The architecture begins with call transcripts recorded by agents and meter technicians. Transcripts are stored in S3 as JSON and subsequently parsed into CSV for structured processing. The CSV includes fields such as a unique contact ID, the speaker, and the conversation content. Step Functions orchestrate a data ingestion workflow that transforms raw transcripts into a production-ready knowledge base. The embedding and retrieval layer leverages Titan Text Embeddings for text vectorization and OpenSearch Serverless for vector storage and search, enabling Retrieval-Augmented Generation with an LLM (Anthropic Claude Sonnet on Amazon Bedrock) to summarize conversations and identify contextually relevant information. A core aspect is the chunking strategy: 1,000-token chunks with an overlap of 150–200 tokens, coupled with sentence window retrieval, to maximize retrieval quality without processing vast documents at once. The system uses Streamlit as the frontend framework, with a simple authentication mechanism (authenticate.login) to assign user IDs. The UI presents an FAQ section and a side panel with metrics insights, including sentiment, tone, and satisfaction percentages. Results are cached via st.cache_data() to improve performance across user sessions. From a security perspective, the solution relies on AWS Secrets Manager for credential storage, KMS for encryption at rest, TLS 1.2 for data in transit, and CloudTrail for auditing. Access is controlled through IAM policies and a middleware layer that reads ACL data from DynamoDB, with per-collection access enforced by OpenSearch Serverless collections. Three personas define access levels: administrator, technical desk analyst, and technical agent. This RBAC approach is supported by role-based collections and a DynamoDB-backed user/role mapping, ensuring that only authorized users can view sensitive transcripts. The system also demonstrates how a production-ready caching strategy and a dynamic FAQ counter (top five FAQs) can improve user experience and response times.

Key takeaways

  • Real-world AI for help desks is viable when backed by a strong data ingestion and retrieval framework.
  • Bedrock-based LLMs (Claude Sonnet) and Titan Embeddings enable effective retrieval-augmented generation over operational transcripts.
  • End-to-end security, encryption, and auditable governance are essential for handling customer data and PII in enterprise AI applications.
  • A combination of Step Functions, Lambda, S3, and OpenSearch Serverless provides scalable orchestration, storage, and fast retrieval for production use.
  • Role-based access control across multiple personas ensures that sensitive data remains protected while enabling efficient support workflows.

FAQ

  • What problem does this solution aim to solve?

    It reduces call handling times and automates repetitive tasks by building a knowledge base from past transcripts and providing context-aware AI resolutions to support agents.

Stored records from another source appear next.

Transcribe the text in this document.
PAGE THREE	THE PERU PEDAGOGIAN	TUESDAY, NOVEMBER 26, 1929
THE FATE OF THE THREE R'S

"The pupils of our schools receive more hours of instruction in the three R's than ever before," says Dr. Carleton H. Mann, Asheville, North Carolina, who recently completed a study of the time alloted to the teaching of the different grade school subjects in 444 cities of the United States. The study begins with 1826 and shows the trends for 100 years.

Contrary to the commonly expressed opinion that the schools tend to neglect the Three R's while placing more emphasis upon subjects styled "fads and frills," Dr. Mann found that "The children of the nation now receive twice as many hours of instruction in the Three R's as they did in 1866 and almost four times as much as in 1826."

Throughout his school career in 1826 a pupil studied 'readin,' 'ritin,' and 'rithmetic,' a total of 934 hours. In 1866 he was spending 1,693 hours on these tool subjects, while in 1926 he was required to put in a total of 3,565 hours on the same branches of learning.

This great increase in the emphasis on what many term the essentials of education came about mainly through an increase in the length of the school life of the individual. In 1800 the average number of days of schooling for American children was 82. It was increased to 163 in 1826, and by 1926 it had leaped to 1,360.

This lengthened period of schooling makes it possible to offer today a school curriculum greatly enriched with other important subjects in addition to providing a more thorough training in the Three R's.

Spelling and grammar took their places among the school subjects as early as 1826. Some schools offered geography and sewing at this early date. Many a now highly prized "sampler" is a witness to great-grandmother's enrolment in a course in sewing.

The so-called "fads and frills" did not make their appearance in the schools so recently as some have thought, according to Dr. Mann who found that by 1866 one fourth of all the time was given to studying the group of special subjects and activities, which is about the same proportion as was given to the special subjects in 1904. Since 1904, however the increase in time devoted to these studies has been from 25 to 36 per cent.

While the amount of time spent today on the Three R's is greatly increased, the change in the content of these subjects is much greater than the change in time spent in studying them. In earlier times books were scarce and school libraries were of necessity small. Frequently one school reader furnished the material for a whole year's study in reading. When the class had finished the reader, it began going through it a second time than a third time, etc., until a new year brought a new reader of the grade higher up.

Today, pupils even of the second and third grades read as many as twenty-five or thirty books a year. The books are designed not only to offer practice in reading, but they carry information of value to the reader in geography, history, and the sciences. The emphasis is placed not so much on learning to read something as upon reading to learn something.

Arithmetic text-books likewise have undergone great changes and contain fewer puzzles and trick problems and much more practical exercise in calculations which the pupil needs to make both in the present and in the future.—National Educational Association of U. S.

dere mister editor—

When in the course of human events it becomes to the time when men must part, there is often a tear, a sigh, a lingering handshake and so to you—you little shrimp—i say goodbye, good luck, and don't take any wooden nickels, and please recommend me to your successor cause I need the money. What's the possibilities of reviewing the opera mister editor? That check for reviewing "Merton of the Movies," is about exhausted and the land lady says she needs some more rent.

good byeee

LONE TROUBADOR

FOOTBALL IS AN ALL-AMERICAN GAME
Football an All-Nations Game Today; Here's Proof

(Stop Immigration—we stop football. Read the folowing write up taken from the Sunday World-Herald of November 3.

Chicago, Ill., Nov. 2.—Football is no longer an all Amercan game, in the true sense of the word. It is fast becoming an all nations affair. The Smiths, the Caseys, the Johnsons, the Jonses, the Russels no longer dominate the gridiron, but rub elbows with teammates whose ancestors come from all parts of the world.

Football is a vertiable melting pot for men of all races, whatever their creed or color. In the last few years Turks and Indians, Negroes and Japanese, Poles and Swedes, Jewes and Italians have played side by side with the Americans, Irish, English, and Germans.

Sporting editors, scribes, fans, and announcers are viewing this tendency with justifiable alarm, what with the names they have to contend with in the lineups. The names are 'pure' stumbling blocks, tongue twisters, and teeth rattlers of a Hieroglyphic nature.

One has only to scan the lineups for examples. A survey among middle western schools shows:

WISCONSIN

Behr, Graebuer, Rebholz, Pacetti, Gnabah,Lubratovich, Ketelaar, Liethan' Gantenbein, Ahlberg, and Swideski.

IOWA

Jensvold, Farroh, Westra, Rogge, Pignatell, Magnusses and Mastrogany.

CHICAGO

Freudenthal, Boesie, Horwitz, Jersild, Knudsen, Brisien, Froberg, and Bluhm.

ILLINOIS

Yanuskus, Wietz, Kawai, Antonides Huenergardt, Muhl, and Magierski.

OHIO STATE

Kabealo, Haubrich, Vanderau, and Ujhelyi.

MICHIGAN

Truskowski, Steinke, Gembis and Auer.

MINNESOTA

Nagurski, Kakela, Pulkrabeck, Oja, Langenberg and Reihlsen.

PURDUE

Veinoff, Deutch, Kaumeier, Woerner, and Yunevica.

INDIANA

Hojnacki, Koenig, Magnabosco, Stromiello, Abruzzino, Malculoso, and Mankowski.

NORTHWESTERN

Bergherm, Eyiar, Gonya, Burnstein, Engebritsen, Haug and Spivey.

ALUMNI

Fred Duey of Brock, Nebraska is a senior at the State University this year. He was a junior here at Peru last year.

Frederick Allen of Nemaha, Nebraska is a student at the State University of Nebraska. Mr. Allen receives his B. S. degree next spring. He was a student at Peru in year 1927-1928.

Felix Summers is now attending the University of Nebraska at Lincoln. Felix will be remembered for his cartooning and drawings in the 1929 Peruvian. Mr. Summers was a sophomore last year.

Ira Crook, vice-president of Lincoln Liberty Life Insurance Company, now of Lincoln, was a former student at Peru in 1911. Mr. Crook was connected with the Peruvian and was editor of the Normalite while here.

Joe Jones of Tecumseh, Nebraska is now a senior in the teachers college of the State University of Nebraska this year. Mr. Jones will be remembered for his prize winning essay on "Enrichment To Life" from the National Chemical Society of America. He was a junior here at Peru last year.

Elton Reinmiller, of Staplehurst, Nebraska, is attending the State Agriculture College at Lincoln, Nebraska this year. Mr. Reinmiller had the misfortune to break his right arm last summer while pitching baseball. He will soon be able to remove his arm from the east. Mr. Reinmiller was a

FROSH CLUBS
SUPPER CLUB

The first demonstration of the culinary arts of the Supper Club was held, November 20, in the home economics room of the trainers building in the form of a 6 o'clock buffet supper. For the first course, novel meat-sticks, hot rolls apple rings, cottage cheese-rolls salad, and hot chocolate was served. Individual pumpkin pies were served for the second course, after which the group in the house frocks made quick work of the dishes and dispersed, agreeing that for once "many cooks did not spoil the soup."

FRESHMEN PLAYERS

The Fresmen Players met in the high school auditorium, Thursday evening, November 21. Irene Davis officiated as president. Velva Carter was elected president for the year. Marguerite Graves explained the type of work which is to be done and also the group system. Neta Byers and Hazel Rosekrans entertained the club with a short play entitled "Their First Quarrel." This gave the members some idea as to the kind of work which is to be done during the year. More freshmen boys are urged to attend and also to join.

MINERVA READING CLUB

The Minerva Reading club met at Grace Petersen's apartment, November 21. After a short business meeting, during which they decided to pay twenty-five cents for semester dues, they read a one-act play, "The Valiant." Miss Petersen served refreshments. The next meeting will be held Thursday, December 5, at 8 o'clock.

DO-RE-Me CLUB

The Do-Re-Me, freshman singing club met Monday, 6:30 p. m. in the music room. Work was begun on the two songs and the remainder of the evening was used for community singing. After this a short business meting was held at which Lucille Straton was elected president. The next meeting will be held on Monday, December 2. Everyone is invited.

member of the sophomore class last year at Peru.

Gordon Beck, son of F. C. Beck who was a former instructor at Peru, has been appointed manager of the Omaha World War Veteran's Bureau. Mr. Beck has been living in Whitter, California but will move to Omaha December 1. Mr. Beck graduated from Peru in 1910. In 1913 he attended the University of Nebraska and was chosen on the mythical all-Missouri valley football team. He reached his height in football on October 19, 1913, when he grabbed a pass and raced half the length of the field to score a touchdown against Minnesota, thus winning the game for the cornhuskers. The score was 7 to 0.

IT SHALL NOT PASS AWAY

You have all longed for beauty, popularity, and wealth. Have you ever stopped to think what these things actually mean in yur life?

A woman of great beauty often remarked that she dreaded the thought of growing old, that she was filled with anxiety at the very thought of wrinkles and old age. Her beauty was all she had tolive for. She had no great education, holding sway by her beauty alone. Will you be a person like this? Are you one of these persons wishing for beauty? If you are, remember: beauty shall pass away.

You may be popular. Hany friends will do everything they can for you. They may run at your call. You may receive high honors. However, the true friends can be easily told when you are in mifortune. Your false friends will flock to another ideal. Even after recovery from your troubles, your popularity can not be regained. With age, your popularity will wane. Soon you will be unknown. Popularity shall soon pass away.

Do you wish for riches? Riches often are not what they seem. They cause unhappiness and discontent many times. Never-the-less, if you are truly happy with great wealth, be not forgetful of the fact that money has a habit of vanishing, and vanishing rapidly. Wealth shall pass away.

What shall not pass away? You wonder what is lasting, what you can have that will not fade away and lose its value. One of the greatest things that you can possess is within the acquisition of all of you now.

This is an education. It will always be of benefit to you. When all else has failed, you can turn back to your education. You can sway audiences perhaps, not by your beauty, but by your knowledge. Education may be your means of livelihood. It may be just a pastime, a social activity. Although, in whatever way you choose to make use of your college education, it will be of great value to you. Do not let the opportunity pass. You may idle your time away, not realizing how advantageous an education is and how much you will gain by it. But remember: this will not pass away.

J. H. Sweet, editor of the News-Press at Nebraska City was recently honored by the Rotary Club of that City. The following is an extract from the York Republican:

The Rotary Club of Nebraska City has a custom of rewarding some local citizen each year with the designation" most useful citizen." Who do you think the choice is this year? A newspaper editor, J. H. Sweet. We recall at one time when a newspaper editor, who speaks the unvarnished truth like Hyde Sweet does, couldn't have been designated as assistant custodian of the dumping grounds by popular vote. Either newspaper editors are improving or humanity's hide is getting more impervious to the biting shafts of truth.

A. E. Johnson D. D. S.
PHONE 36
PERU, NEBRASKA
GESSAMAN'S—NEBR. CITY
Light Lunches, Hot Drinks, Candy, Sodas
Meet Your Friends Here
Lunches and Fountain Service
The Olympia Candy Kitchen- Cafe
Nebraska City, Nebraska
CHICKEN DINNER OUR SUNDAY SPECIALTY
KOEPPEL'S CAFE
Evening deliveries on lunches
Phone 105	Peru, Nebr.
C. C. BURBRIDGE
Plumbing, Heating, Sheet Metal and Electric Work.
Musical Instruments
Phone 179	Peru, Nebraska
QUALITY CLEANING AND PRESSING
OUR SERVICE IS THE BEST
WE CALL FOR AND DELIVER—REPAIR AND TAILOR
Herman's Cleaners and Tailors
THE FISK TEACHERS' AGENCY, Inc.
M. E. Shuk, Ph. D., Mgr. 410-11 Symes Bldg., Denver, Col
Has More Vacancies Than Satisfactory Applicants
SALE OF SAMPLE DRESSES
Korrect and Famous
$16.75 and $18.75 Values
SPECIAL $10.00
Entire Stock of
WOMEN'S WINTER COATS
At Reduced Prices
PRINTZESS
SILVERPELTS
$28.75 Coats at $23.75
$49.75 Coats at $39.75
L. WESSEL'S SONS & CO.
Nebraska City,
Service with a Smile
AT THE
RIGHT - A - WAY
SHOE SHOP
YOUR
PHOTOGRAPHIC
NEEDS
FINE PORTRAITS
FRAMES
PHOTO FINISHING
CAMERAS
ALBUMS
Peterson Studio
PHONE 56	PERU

  • Which AI components are used?

    Anthropic’s Claude Sonnet on Amazon Bedrock for summarization and context analysis, and Titan Text Embeddings on Bedrock for vector search and Retrieval-Augmented Generation (RAG).

  • How is data security and access handled?

    Data is encrypted at rest with AWS KMS and in transit with TLS 1.2; Secrets Manager protects credentials; access is controlled by IAM policies and a granular RBAC model with OpenSearch Serverless collections and CloudTrail auditing.

  • How is access control implemented?

    Three personas (administrator, technical desk analyst, technical agent) define distinct access levels, with per-collection permissions and a DynamoDB-backed user/role mapping.